More recently, in Bosnia, when the 3 main 'ethnicities' were fighting, what really distinguished them? They all spoke the same language and shared virtually the same culture, living together for centuries. But the Croats were Catholic, the Serbs were Orthodox, and the Muslims were, of course, Muslim. If a Croat converts to Orthodoxy, is he then a Serb? How about a Muslim who becomes Catholic? Is she then a Croat? In Bosnian society, religion is not a flexible thing- a mere matter of personal conscience. It is almost a betrayal of one's community. In fact, Muslim communities throughout the Balkans are often seen by the Christian majority as 'collaborators' who betrayed their compatriots and converted for personal gain. (Whether that was true or not, centuries ago, the present generation can hardly be blamed for it.)
In Iraq today, most commentators refer to Shiites and Sunnis as if they are two ethnic groups- which, in essence, they are- but defined by religion, not physical characteristics or language, as both groups are Arabs. Even where there is a conflict between two truly distinct 'ethnic' groups, religion is still, often, a factor. Armenians and Azerbis speak different languages and have very different cultural traditions, but it is the religious factor- that Armenians are Christians and Azerbis Muslim- that has made the conflict in Nagorno-Karabakh so bloody. Similarly, in Sri Lanka, the Tamils and Singhalese speak different languages, but they are also of different religions: Hindu and Buddhist, respectively. Would their conflict have been so violent and unresolvable if they were of the same religion?
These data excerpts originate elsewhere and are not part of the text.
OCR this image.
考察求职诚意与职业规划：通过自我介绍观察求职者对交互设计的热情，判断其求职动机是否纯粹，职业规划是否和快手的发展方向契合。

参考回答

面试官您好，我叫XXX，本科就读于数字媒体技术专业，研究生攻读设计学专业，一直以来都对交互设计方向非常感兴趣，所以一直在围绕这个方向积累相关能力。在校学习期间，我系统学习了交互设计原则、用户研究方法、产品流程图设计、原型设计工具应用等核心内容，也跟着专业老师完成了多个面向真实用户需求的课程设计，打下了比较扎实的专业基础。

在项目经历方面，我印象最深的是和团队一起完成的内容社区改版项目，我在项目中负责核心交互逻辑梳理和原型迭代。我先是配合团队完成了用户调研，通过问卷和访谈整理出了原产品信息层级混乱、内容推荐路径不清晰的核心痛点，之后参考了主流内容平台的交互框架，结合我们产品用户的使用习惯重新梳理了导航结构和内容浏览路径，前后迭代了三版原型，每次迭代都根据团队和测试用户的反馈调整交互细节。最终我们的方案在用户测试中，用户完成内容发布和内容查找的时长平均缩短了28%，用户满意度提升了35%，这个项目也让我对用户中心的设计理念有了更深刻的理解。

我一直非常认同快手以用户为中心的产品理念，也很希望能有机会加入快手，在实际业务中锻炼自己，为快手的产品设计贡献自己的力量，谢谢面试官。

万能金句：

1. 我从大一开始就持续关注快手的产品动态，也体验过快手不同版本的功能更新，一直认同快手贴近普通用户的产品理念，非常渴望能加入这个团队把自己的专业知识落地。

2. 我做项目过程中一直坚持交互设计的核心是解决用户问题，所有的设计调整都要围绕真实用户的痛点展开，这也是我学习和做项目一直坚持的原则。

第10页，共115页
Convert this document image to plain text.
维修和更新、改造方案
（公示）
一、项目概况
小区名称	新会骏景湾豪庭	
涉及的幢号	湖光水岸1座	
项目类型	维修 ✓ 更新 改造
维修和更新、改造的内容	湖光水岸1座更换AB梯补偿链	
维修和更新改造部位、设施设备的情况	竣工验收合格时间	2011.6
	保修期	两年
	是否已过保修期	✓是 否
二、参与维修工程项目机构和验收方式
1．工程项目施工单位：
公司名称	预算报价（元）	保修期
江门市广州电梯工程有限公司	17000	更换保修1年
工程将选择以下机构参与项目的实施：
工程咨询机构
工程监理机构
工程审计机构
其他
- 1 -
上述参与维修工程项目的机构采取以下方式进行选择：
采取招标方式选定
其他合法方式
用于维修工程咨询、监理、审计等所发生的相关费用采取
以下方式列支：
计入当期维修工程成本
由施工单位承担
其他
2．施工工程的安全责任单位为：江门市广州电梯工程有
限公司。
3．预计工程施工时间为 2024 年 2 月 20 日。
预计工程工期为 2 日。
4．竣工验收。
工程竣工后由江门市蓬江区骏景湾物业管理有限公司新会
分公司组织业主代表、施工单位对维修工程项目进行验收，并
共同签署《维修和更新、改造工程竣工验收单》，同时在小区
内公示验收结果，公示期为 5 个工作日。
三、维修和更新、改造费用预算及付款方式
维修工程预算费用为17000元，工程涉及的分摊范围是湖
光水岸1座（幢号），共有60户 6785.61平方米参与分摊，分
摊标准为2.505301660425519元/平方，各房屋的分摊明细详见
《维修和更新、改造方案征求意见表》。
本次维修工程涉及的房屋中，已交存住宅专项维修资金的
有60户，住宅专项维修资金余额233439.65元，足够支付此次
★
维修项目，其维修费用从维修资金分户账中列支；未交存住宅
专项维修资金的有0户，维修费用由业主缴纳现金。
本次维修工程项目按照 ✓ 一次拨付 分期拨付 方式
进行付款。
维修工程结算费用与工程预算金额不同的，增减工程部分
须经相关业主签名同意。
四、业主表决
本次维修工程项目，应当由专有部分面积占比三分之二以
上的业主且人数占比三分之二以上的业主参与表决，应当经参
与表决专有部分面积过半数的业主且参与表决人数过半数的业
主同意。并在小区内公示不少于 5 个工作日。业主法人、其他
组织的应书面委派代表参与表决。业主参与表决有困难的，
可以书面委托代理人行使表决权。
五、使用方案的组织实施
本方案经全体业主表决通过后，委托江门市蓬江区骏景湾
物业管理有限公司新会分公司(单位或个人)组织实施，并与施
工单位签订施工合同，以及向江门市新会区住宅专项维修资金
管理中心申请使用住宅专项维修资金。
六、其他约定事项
I wonder.
The examples of religiously-defined ethnic groups are numerous: Sikhs in India, Maronites and Druze in Lebanon, Jews everywhere, and Mormons in the United States. Even in Canada, part of the 'French Canadian' identity is their Catholic heritage. The concept of religion as a matter of personal conscience, unrelated to an individual's status in his community, is historically recent, and a result of the humanism and individualism which emerged in Europe after the Reformation, and during the Enlightenment. Unfortunately, it has not been universally accepted, as we saw recently in Afghanistan, with the Muslim who converted to Christianity. In parts of the world where Christians and Muslims, or Muslims and Hindus, or Protestants and Catholics (N. Ireland) are killing each other, simply for being of a different religion, it's not exactly surprising that anyone who converts is looked at with suspicion. As long as religion continues to be used to define who is "us" and who is "them"- who is "in" the group (and can therefore be trusted) and who is "out" (and must be feared), this will continue to be the case.